Симбал молча кивнул.
— Гоняешься за юбками? — задумчиво, точно жуя что-то, протянул Донован. — Помнится, в колледже мы только и делали, что занимались этим на пару.
— Да уж, мы давали шороху. — Симбал ухмыльнулся.
— Как хорошо было тогда. Никакой ответственности.
— Равно, как и власти.
Донован взглянул на приятеля. Голубые глаза и красивые черты лица делали его похожим на персонаж рекламы Кельвина Клейна.
— Ты ошибаешься, Тони, — возразил он. — Мы обладали властью. Самой что ни на есть настоящей властью над женщинами. Они все до единой хотели спать с нами. Ты помнишь?
— Да, — Симбал пожал плечами. — Но, говоря по правде, я не знаю, насколько это было правдой, а насколько это нашей собственной выдумкой.
— Что ты этим хочешь сказать? — чуть резковато осведомился Донован. — Мы имели их всех... всех, кого хотели.
— Всех, кроме Лесли.
Донован поставил стакан на поднос и сказал:
— Полезай за руль и заводи машину, когда я подам сигнал. — Он немного поковырялся в моторе и скомандовал: — Давай!
Симбал включил зажигание, и машина заурчала, как довольный кот, которого чешут за ухом.
— Превосходно! — Донован поправил еще что-то и, захлопнув крышку капота, предложил: — Прокатимся?
Он занял водительское место и, дождавшись, когда Симбал, обойдя автомобиль, усядется рядом, тронулся. Он ловко и быстро развернул машину на небольшой площадке перед виллой, отчего мелкий гравий так и брызнул из-под колес красавицы “Корветты”.
— Они знают об этом? — поинтересовался Симбал, не без оснований полагавший, что деревья чересчур быстро несутся им навстречу.
—Кто?
— Да государственная компания, которая платит за нее страховку. — Симбал украдкой бросил взгляд на стрелку спидометра и увидел, что она приближается к отметке 110 миль в час.
Донован засмеялся, и Симбал прокричал, стараясь перекрыть шум мотора:
— Сколько можно выжать из этой тачки?
— Сейчас мы узнаем, — отозвался Донован, выжимая педаль газа до упора.
Он так резко вписался в вираж, что Симбал почувствовал, как у него в шее что-то хрустнуло. Дорога выпрямилась, и дрожащая стрелка заплясала около цифры 150.
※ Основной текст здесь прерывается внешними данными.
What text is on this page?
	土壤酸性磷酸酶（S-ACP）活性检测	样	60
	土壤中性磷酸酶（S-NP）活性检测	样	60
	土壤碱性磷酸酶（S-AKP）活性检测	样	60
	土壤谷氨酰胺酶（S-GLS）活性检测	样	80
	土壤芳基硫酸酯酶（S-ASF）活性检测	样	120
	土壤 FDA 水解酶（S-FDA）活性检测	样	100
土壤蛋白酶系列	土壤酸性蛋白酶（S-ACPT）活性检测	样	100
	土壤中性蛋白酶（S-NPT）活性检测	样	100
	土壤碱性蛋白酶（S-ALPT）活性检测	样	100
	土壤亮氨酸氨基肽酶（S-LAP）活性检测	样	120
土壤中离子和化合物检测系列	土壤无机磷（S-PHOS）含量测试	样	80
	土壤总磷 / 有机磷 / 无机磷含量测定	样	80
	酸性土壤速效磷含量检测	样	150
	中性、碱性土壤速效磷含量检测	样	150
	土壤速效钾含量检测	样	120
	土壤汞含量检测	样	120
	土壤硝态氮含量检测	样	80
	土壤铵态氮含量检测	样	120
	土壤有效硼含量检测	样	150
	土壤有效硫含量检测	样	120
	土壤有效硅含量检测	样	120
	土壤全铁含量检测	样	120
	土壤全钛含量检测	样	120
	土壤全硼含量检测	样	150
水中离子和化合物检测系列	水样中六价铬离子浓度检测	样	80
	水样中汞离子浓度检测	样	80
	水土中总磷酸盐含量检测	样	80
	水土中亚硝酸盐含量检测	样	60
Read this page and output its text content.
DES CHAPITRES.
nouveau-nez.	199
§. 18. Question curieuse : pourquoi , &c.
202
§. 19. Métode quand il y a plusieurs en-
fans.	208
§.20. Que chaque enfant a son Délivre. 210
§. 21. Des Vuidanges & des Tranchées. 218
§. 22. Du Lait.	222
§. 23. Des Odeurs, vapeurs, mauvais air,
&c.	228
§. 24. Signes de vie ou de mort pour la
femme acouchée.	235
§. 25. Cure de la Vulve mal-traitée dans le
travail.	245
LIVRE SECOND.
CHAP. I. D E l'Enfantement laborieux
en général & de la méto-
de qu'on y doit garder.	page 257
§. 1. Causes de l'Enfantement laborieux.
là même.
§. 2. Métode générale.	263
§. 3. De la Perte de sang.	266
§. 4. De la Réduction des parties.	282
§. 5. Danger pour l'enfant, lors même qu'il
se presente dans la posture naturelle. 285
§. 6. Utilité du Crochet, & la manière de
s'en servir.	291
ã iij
— Ну как? — закричал Донован, довольно усмехаясь. Симбал, чувствовавший себя куда более уютно в потрепанном джипе времен второй мировой войны или на спине ишака, шагающего вниз по склону горы, в ответ промолчал. Он сосредоточился на борьбе с собственным желудком, изо всех сил старавшимся выйти из-под контроля.
Ему казалось, что прошла целая вечность, прежде чем Донован уменьшил скорость. Холмы, тянувшиеся по обе стороны дороги, уже ярко зеленели под горячими лучами солнца, точно своим нетерпением стараясь приблизить приход лета.
— Почему ты вспомнил про Лесли? — спросил Донован после долгого молчания. Симбал пожал плечами.
— Сам не знаю. Как-то к слову пришлось. Мы ведь вдруг ни с того ни с чего ударились в ностальгию. Не знаю, как ты, а я не могу думать о колледже, не вспоминая при этом Лесли. Недоступная Лесли.
Донован еще снизил скорость. Теперь они походили на любителей живописных уголков, наслаждавшихся видом ожившей после зимы природы.
Возможно, она просто-напросто лесбиянка.
— Лесбиянка? Господи! — Симбал от души расхохотался. — С чего это ты взял?
— Она не обращала на нас внимания, верно? Единственная из всех.
— Я не говорю, что она не обращала на нас внимания, — слегка успокоившись, возразил Симбал. — Я сказал, что она была недоступной.
— Что то же самое, если смотреть в корень, — заметил Донован.
Симбал метнул взгляд на шефа и тут же отвел глаза.
— Извини, я просто забыл, как раздувается твое эго, когда речь заходит о женщинах. Взгляни правде в глаза, Роджер. Не все они клевали на тот вздор, что мы несли тогда. Как ни крути, в то время нам хотелось одного: трахаться, и как можно больше. Два жеребца в период случки — вот на кого мы тогда походили. Если мне не изменяет память, то свои интеллектуальные запросы мы удовлетворяли в аудиториях. — Он вновь пожал плечами.
— Может быть, поэтому мы не интересовали Лесли.
— Черт возьми, я так и не смог позабыть ее, — внезапно вырвалось у Донована. Он с такой запальчивостью произнес эти слова, что Симбал благоразумно предпочел промолчать. — Теперь мне кажется, что я вижу ее во сне.
Съехав на обочину, Донован затормозил и выключил зажигание. Внезапно наступившая тишина резанула слух Симбала, привыкшего к шуму.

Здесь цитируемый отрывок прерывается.